In South Africa, there is a general perception that the revenue service is the most efficient government department amongst a horde of absolute horrors. They are very good at ferretting out every last cent you might owe them, and not too bad about refunding what they owe you.
I was extra delighted last year to find out that I was due a refund of a whole ZAR8,000. Not only that, but they deposited it into my account promptly and I went out and bought a freezer for my kitchen and put the rest into savings, because a little voice in my head keeps saying “don’t ever trust the government”.
So far so good you’d think, except that they failed to let me know that they did a second assessment, oops mistake and I was informed (only three months later with interest piling on) that I had to pay the eight grand back.
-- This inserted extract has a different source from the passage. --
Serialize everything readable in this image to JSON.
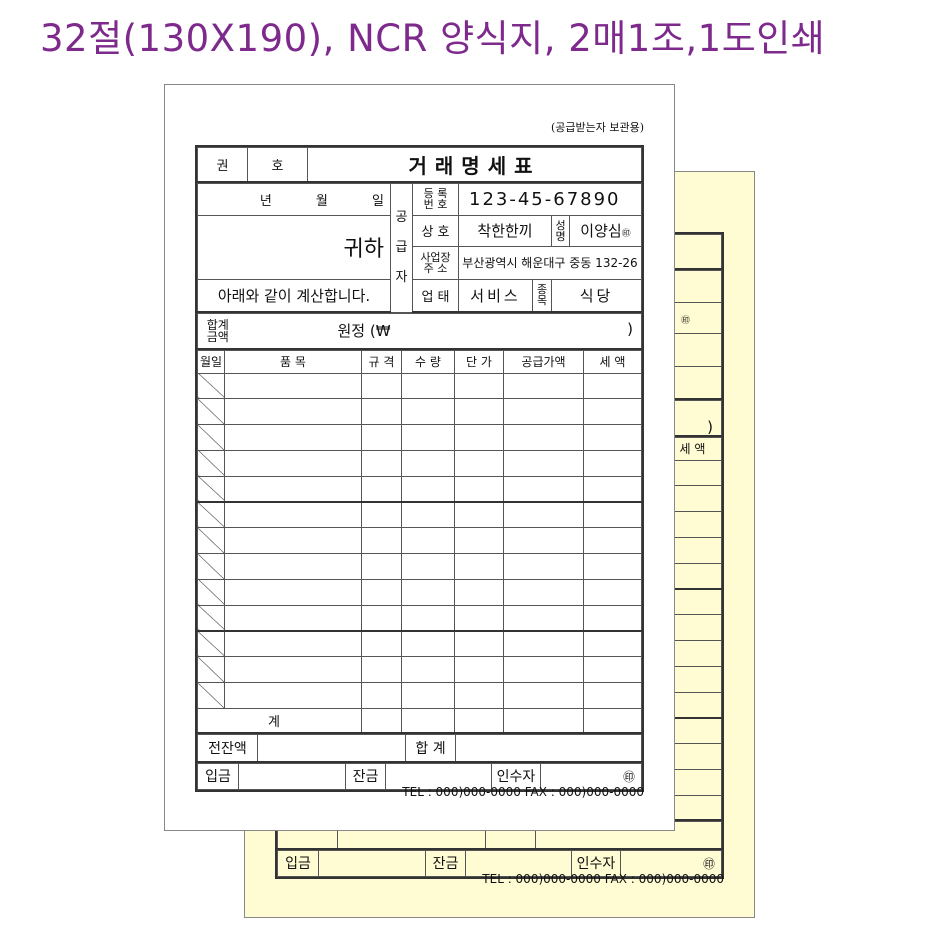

Easier said than done. After a couple of futile attempts to EFT them, I decided to call their call center, after all, since SARS is so efficient, surely …. First attempt I was number 178 in the queue. I abandoned, tried something else, but no go. Tried the call center again and I was now number 447 in the queue. Obviously not a happening thing. I tried my bank, they couldn’t help. Back to the call center and this time they didn’t bother to tell me where in the queue I was, so I held on, did some knitting, sauntered upstairs and had a pee, made a cup of coffee, paid my levy, baked a cake, Number 217 in the queue. Nothing to be done, but wait and wait. 45 minutes later, I was at least back to 178 in the queue.
To keep my spirits up I surfed the Net, looking for people with real problems to put my own small ones into perspective, murder, kidnapping, horrible accidents. This helped a little bit, but the call center music was now becoming engraved on my cranium. An hour later I found out I was number 78 in the queue.
There had to be a better way, I went back to the SARS site, found the right button and did a debit order payment. I hate doing these, as they give the recipient carte blance into your account, but at this point I would have crawled on my hands and knees to Alberton with a stack of notes rather than listen to that music for one more second.
One hour fifteen minutes later it looked as though I paid them and I hung up the phone. I think I’ve paid them, I think so. Otherwise I’m going to have to shoot myself in the head.